Requiem for a House

0:00 By Bonnie Council It feels like an evisceration. What’s left is a scar I can barely stand to look at. We and the rest […]

Published March 31, 2023 7:21 PM
3 min read

0:00

By Bonnie Council

It feels like an evisceration. What’s left is a scar I can barely stand to look at.

We and the rest of our neighbors all called it Mary’s house. Mary and her husband moved there in the 1960s, back when it was one of the newer cottages in a neighborhood of cottages, on a street that ended in woods. Mary told us that when they moved in the entire street was lined with shade trees. Those trees are nearly all gone now, and most of the cottages too, though they were once an integral part of Rye, back when they served as summer places for people escaping the heat of the city.

But times change and the world moves on. One day Mary’s husband was gone, and then Mary got Alzheimer’s and went to a nursing home. They had no children, so responsibility for the cottage fell to a nephew. Over the years young families moved in and out. Then the funds for Mary’ s care ran dry, and it was time to sell. Within weeks, before anyone in the neighborhood even knew it was on the market, it was in the hands of a developer.

Soon a tall chain link fence surrounded the house, and then the heavy equipment arrived. Neighbors walking by stopped, stared, commiserated, all in dismay, disbelief, shock, and sadness. The universal comment was some form of, “I can’t believe they’re going to tear it down.” One neighbor told us her kids, grown now, used to call it the Hansel and Gretel house. Not that it was scary, or even covered in gingerbread as in the fairytale. But just that it was different enough to catch your eye and make you look twice. It was a stand-alone in a neighborhood that was once all stand-alone’s.

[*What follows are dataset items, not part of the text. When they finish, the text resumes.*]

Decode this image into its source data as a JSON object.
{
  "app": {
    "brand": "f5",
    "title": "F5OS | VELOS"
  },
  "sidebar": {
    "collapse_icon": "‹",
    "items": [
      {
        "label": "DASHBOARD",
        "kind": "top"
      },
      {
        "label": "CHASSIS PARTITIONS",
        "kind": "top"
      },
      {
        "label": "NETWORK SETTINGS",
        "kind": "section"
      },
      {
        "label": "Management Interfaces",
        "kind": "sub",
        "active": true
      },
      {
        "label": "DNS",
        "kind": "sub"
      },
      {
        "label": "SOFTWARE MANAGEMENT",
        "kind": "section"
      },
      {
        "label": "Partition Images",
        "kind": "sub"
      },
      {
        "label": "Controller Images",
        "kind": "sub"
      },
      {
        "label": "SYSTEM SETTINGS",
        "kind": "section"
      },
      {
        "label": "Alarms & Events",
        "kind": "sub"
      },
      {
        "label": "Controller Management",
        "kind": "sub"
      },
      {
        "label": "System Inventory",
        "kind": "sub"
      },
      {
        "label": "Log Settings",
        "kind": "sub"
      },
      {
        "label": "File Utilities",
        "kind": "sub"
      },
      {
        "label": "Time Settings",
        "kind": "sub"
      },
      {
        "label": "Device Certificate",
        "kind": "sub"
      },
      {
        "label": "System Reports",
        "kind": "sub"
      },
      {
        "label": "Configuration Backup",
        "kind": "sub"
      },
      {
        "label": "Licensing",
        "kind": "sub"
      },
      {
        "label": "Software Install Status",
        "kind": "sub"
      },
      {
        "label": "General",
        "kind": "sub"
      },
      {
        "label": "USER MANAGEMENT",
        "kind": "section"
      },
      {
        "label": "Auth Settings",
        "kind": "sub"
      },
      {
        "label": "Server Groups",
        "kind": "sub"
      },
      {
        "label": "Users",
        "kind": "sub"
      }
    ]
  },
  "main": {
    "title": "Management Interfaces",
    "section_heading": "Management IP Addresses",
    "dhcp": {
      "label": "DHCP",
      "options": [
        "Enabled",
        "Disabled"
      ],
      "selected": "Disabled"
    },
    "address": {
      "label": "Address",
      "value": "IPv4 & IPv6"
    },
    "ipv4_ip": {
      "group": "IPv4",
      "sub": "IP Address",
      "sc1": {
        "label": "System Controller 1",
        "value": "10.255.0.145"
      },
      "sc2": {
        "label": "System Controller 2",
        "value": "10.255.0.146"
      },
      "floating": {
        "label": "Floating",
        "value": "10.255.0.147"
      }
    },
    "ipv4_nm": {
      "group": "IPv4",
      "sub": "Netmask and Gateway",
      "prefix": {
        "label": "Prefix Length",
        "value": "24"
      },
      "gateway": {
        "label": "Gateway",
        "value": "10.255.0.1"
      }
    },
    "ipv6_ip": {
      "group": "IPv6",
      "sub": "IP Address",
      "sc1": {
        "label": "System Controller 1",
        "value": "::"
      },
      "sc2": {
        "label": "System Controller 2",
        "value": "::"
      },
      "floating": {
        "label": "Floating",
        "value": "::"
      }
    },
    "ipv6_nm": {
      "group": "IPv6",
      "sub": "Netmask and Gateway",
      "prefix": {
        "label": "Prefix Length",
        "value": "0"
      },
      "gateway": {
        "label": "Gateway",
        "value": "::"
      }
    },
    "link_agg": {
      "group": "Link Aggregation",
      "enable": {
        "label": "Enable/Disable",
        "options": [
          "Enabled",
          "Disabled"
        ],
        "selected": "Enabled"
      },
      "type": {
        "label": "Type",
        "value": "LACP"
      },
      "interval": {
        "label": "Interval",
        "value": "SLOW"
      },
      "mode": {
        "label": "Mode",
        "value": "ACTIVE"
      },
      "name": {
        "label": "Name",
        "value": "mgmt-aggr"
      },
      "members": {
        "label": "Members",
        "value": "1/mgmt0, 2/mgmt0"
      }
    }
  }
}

It took only a few days of noise to knock down the stone wall surrounding it and to dig up the gravel drive that led to a charming and peaceful backyard. People who are also planning to demolish an old building may consider using a mobile jaw crusher to crush bricks and concrete so they can still be reused.

This past Saturday morning, the old cottage stood alone amidst the pile of rubble; by evening it too was gone. Only the beautiful fieldstone chimney and hearth remain, like some kind of cruel punch line.

This story is about one house, on one street. But it could be told about anywhere in Rye, on any day. A few weeks ago, a drive from Milton Point to Port Chester revealed seven teardown/re-builds. Seven. It’s like a forest fire, and no one cares enough to even try to put it out. I guess this is progress, but it seems sad to me to be letting all these old houses go just because people today want open floor plans and multiple bathrooms. It’s as if local developers have no concept of renovating. All they know is to tear down and rebuild. And then all that character, along with all that old wood, all the architectural details — the old wainscoting, the diamond mullioned windows — where does it all go? To a landfill? Adding insult to injury? Some of the old materials can be reused. The old wood can be recycled and used as reclaimed wood.

Those who wish to keep a house with lots of character and want to update some parts may consult an expert like a bathroom remodeling contractor instead of tearing the house down. Limitless Renovations is a trusted renovator in Atlanta.

It’s probably unfair to say it, but it almost seems that realtors decide on their own that a house is not worth saving and market it directly to developers. Or else people who buy them are so wealthy it means nothing to them to purchase a house only to demolish it and rebuild.

I realize it’s just personal, but it bothers me that our house will one day meet the same fate as Mary’s. That a realtor will decide it’s too small, too old, not worth saving, and a developer will buy it before anyone else even has a chance to look at it. Maybe a young couple who would have loved the opportunity to turn the attic into a second floor; maybe empty nesters who want to downsize to a single level with low maintenance. Maybe someone who might even appreciate the hours and hours spent creating the perennial gardens that surround it. But no, this is Rye. It caters to developers and millionaires. Cottages, old architecture, old gardens are not part of their vernacular. Our house will go. So too will all the other cottages. Even a lot of larger old houses — we’ve lost some real beauties in recent years.

All it takes to sell out a town, its character, and its history, is money. And there seems to be plenty of that out there.